IV

Nous étions arrivés en face d’un large talus, sur lequel le soleil tombait droit, avec des chaleurs lourdes. Ninon s’approcha de ce talus, décidée à ne plus chercher ensuite. Brusquement, elle poussa un cri aigu. J’accourus, effrayé, croyant qu’elle s’était blessée. Je la trouvai accroupie ; l’émotion l’avait assise par terre, et elle me montrait du doigt une petite fraise, à peine grosse comme un pois, mûre d’un côté seulement.

– Cueille-la, toi, me dit-elle d’une voix basse et caressante.

Je m’étais assis près d’elle, au bas du talus.

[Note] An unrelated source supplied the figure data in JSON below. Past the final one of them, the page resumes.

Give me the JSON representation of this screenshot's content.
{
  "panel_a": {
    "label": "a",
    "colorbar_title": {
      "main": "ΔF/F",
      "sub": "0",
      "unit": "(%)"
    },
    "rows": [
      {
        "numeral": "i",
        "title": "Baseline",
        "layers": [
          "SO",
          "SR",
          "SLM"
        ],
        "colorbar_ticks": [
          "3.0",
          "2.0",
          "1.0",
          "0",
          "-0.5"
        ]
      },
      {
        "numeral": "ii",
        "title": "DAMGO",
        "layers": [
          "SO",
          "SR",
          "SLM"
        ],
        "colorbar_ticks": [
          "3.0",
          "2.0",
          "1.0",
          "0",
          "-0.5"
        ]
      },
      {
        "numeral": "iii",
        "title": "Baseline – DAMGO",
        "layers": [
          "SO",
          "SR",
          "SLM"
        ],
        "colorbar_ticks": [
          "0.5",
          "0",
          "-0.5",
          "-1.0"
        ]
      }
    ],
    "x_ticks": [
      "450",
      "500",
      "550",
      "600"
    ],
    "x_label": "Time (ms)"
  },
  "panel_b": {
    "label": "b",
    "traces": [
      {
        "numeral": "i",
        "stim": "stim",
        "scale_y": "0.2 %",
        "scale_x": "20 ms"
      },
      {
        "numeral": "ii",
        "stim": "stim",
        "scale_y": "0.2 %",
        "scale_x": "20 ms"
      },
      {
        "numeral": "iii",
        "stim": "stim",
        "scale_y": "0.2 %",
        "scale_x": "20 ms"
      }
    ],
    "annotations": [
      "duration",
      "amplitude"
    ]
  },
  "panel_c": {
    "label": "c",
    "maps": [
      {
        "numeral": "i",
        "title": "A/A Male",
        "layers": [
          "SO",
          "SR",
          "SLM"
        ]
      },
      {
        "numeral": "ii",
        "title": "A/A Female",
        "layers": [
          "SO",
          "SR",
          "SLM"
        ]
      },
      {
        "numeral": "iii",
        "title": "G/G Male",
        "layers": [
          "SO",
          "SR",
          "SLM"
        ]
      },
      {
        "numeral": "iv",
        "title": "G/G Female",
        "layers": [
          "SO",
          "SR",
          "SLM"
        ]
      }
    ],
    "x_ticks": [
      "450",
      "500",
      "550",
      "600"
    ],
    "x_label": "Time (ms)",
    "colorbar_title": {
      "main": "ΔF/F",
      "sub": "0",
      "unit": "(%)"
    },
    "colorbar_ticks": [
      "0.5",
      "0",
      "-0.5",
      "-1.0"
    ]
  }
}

– Non, répondis-je, c’est toi qui l’as trouvée, c’est toi qui dois la cueillir.

– Non, fais-moi ce plaisir, cueille-la.

Je me défendis tant et si bien que Ninon se décida enfin à couper la tige de son ongle. Mais ce fut une bien autre histoire, quand il fallut savoir lequel de nous deux mangerait cette pauvre petite fraise qui nous coûtait une bonne heure de recherches. À toute force, Ninon voulait me la mettre dans la bouche. Je résistai fermement ; puis, je finis par faire des concessions, et il fut arrêté que la fraise serait partagée en deux.

Elle la mit entre ses lèvres, en me disant avec un sourire :

– Allons, prends ta part.

Je pris ma part. Je ne sais si la fraise fut partagée fraternellement. Je ne sais même si je goûtai à la fraise, tant le miel du baiser de Ninon me parut bon.